This week has been wearyingly typical in the world of arts coverage. Classical music is dead. Or not. Yes, we've heard it before, but instead of actually investigating the repertoire, let's just waste precious column inches dredging up old arguments so we can navel gaze one minute longer. Then, we might prop up enough trees to block the view of the wood beyond entirely.
To say that someone started the trend would be laughable, because classical music has been in its death throes since Perotin first ventured into all things polyphonic, but the latest screeds seemingly began with a Slate article, which was summarily rejected by The New Yorker and then mulled over in The Washington Post. Each time such arguments, pro and con, are paraded in the papers, another nail is hammered into the coffin. Engagement in the music itself slips lower down the list of priorities and an opportunity to proselytise is wasted. Even the positives find themselves diluted, grubbing around in the dirt with the protestations of the naysayers.

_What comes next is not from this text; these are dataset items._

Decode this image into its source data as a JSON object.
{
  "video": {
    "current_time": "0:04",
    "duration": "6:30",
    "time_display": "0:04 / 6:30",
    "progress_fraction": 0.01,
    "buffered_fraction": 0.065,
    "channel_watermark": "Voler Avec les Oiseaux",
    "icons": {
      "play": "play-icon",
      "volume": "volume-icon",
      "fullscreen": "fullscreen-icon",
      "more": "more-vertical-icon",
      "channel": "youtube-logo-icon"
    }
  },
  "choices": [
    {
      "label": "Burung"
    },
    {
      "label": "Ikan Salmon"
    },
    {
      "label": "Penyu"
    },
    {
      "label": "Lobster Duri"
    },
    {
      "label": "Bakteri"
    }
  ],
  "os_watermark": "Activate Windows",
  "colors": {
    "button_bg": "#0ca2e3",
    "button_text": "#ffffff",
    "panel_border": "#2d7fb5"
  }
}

When BBC Radio 3 announced a series of new programmes this week, the Daily Telegraph's showbusiness editor, citing the old chestnut of 'dumbing down', wrote that 'the BBC station claims it broadcasts 600 complete works every year'. It's a total misunderstanding of the original statement, that Radio 3 transmits 600 concerts per annum, of which half are live. Not to grasp the difference between those two statements is alarming, though sadly unsurprising given our inability to look beyond the end of our collective, jaded nose and rejoice in the wealth of experiences available to us.